JERUSALEM / BETHLEHEM (inn) – Ein Rundbrief des israelischen Innenministeriums hat Unruhe unter Reiseagenten gestiftet. Gemäß dem offiziellen Brief sollen die Reiseunternehmer ab dem 15. Mai keine Gruppen mehr in palästinensische Autonomiegebiete bringen dürfen, was auch für Bethlehem gilt. Ausdrücklich wird darauf hingewiesen, dass eine Übernachtung der Touristen in Bethlehem „verboten“ sei. Das wäre ein schwerer Schlag besonders für christliche Pilgergruppen, bei denen ein kurzer Besuch in der Geburtskirche in Bethlehem ein fester Programmpunkt ist. Die Reisebüros erwarten noch eine Aufklärung, zumal die neue Anweisung kaum durchführbar sei.
Inzwischen hieß es, dass diese neuen Vorschriften „eingefroren“, aber nicht aufgehoben seien. Innenminister Arjeh Deri wolle die Vorgaben neu überprüfen. In Kürze sollen „Erklärungen“ dazu veröffentlicht werden. Unklar ist in dem von den Grenzbehörden unterzeichneten Schreiben, wer diese Regeln überwachen soll und bei wem ein Ausnahmeantrag gestellt werden kann.
Angeblich, laut der Tageszeitung „Ha’aretz“, sei auch der Geheimdienst Schabak beteiligt gewesen, wegen „Sicherheitsbedenken“ beim Aufenthalt von Touristengruppen in Bethlehem. Individuelle Touristen seien freilich nicht betroffen, weil die ohnehin keine Genehmigung benötigen, um Bethlehem zu besuchen. Israelischen Bürgern ist jedoch grundsätzlich der Besuch in allen Autonomiegebieten strikt verboten.
Bethlehem rechnet mit Touristenboom
Ein Übernachtungsverbot in Bethlehem wäre ein schwerer wirtschaftlicher Schlag für die Reiseunternehmen, insbesondere für Gruppen aus Ländern wie Indien, Sri Lanka, Indonesien und Osteuropa. Die Hotelpreise in Jerusalem sind unerschwinglich hoch, während man in Bethlehem schon eine Übernachtung zum Preis von nur 22 Euro erhalten kann. Selbst in billigen Jerusalemer Hospizen muss man oft das Dreifache entrichten. Um Geld zu sparen übernachten viele Besucher deshalb in Bethlehem.

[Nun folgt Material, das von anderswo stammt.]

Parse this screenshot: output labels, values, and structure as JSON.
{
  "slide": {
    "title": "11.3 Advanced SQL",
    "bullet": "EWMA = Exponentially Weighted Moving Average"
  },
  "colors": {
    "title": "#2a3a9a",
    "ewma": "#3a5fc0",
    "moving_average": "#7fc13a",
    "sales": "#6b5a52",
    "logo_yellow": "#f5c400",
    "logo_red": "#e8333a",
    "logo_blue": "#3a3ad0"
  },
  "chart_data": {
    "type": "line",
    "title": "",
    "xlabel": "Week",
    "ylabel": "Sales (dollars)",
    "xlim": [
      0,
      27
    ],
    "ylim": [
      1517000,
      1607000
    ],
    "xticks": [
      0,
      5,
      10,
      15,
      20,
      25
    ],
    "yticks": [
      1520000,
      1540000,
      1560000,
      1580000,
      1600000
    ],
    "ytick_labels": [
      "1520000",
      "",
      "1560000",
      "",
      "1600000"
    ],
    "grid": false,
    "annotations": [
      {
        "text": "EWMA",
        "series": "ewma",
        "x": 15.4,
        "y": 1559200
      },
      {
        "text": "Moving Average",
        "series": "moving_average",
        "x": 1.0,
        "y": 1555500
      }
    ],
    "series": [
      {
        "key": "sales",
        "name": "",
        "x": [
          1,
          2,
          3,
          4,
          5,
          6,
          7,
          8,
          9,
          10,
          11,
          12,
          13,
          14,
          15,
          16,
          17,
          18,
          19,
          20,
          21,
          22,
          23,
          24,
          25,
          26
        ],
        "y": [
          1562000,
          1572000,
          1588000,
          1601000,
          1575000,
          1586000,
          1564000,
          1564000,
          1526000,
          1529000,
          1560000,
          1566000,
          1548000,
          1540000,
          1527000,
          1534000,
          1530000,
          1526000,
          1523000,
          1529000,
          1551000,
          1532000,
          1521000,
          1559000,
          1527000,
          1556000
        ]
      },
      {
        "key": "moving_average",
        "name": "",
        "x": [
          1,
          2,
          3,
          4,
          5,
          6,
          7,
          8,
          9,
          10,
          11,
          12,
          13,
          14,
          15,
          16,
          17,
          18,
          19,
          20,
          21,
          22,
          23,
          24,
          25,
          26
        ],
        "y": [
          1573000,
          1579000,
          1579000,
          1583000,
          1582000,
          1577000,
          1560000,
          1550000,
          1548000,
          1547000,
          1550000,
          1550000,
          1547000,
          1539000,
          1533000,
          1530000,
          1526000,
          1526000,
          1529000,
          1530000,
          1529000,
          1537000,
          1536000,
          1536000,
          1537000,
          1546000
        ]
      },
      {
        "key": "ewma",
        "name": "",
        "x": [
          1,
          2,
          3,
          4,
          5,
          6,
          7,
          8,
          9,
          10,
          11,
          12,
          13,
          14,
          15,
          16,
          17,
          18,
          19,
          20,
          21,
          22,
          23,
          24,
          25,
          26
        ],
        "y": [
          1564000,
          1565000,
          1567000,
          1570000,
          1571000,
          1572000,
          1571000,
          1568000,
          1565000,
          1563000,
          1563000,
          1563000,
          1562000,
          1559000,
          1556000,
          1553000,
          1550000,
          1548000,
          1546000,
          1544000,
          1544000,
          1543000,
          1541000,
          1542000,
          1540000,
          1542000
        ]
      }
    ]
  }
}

Pro Jahr rechnet man mit einer Million Touristen-Übernachtungen in Bethlehem allein. Das neue israelische Verbot wäre deshalb auch ein schwerer Schlag für die palästinensische Wirtschaft. Bethlehem hatte sich auf den Touristenboom vorbereitet und in den vergangenen Jahren zusätzlich Hotels gebaut. Heute können Fahrzeuge und Busse unkontrolliert in das Westjordanland einreisen. Bei den Kontrollpunkten entlang der „Grenzen“ stehen die Ampeln in Richtung besetzte Gebiete meist auf Grün, während Autos, die nach Israel einreisen wollen, genauer unter die Lupe genommen werden. Meistens werden auch sie durchgewunken, darunter auch Touristenbusse.